From the start, the company utterly failed to to correctly frame the issue and calibrate to the likely public re-action.
They failed to get inside the mind of Joe and Jane public. To accurately assess how the public would perceive such a video, of a paying customer who was, due to United’s cock-up forcibly removed and basically assaulted in the process.
They failed to do any kind of Point-of-View (POV) testing on the reality they wanted the rest of the world to hold.
Crisis communication 101.
Beneath the anger expressed from all quarters, the question I was pondering was…
What would make Munoz’s action the right thing for him and UA to do?
Not wrong. But the right and best choice?
(Remember the NLP presuppositions… people make the best choices they can given their map/model of the world.)
Everyone wants to flame them at the moment, and understandably so, it was appalling how they treated their customer and handled the situation.
Yet stop and consider how heavy the self-induced trance would have to be in the boardroom - that apparently no-one at UA, including the CEO could see how wrong this was and what a disaster of PR management they were about to unfold…
Presumably before he made his first statement he and his team felt they were ‘right’ and their language choice and response was appropriate (both to the incident and to whatever communication outcome they had hoped it would serve.)
Boy were they mistaken!
From there things only got worse.
By failing to get outside their own frames-of-reference and understand the bigger frame the incident was going to be filtered from, once the video went viral, they set a monumental balls up in motion!One mistake followed another.
The story went from a plane with a few hundred passengers to local news, to national news, to something that has been reported and reacted to across a large chunk of the world.
And earned them a huge amount of negative publicity, all for something that could of been sorted out on the flight.
After his original response, the CEO proceeded to blame the passenger for being “disruptive and belligerent” in an internal staff memo which was leaked and thereafter $1 Billon was knocked off the company’s share price when the negative news stories hit cruising altitude… ;-)

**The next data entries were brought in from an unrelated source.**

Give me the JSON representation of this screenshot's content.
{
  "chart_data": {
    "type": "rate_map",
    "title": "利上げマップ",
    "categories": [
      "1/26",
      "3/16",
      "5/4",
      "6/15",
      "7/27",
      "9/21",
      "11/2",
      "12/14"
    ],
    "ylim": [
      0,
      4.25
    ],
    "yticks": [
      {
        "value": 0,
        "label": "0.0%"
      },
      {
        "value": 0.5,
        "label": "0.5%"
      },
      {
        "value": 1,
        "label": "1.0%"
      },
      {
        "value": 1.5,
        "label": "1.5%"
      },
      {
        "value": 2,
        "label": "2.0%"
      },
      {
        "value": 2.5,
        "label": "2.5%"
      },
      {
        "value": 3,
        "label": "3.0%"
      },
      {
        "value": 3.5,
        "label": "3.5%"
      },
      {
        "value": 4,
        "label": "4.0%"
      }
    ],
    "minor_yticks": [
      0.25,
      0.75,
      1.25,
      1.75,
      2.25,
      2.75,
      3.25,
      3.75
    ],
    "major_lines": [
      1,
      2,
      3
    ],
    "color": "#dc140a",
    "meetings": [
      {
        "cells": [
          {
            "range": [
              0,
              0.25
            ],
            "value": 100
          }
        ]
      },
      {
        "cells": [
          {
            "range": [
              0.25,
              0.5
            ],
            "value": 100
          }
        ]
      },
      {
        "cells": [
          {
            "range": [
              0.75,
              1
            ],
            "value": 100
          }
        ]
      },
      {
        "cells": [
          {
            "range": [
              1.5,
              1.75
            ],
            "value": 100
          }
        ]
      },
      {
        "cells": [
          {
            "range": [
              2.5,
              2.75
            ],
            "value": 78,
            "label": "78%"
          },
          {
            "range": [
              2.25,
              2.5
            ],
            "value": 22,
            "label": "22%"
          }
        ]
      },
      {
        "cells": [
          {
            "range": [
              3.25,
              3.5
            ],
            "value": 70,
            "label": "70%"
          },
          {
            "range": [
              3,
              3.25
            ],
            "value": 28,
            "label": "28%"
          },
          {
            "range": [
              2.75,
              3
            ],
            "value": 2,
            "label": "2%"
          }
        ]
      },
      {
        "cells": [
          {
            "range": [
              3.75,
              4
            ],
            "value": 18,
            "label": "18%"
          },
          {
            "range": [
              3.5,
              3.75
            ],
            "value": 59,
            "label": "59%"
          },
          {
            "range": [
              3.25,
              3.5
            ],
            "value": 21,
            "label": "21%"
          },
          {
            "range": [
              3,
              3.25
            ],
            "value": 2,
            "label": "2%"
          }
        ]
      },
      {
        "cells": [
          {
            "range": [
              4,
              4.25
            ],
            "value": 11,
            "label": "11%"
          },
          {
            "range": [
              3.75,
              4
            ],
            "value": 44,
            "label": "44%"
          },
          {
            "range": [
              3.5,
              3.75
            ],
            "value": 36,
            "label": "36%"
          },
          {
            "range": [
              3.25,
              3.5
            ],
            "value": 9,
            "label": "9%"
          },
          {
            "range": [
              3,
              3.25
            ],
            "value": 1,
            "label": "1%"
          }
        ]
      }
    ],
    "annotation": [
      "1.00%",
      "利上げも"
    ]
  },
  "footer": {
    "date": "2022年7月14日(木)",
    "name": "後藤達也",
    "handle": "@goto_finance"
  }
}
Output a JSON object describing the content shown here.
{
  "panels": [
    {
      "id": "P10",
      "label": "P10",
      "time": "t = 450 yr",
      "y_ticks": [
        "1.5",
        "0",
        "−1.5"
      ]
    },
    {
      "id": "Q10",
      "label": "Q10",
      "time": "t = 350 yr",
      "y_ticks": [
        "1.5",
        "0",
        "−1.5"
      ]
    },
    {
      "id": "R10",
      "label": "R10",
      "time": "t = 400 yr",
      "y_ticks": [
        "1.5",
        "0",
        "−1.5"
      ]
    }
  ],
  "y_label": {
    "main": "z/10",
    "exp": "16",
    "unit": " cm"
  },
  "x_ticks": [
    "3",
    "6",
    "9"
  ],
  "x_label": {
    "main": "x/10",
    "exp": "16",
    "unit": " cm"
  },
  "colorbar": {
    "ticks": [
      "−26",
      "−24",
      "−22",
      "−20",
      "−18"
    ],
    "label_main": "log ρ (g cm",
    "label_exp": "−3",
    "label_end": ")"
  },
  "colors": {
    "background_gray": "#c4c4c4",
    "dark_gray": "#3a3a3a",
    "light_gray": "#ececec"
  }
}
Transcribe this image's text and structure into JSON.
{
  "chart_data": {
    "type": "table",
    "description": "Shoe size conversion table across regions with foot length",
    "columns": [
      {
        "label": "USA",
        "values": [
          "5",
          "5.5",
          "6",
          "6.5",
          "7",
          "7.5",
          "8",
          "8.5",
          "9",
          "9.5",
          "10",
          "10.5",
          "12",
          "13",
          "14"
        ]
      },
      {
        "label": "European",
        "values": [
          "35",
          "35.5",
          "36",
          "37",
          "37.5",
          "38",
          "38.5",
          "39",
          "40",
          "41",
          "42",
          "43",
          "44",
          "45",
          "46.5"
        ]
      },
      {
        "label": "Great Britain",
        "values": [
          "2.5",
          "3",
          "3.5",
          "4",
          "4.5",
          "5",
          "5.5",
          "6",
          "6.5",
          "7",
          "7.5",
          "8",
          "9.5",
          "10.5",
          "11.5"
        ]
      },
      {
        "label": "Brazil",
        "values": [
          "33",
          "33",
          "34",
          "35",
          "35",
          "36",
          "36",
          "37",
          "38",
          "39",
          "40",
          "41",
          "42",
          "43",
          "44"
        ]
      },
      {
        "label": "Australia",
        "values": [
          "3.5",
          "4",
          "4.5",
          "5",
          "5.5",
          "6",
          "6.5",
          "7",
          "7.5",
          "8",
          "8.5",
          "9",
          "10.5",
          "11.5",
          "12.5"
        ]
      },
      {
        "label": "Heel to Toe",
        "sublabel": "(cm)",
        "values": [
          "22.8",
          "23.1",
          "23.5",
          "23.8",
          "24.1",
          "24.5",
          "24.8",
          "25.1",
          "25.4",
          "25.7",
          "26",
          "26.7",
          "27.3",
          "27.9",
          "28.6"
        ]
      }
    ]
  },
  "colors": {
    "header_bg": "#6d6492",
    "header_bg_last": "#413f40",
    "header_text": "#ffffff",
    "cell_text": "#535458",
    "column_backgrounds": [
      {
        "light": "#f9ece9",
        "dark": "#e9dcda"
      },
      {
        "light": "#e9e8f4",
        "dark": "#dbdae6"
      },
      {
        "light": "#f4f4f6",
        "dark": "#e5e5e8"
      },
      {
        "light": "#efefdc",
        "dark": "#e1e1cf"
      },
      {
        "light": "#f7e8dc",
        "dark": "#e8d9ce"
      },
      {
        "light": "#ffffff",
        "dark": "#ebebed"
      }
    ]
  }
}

Now that reality has come crashing down in the form of the public’s reaction and shareholder response, the company’s CEO has apologised unreservedly for the “horrific incident”.
[Interesting change of language.]
Continue to watch the frames change as they try to manage the optics and regain control in their effort to change the public’s perceptions and disgust.
Thankfully none of us need to spend millions to sharpen our thinking and become a much more skilled communicator, when you learn how framing works.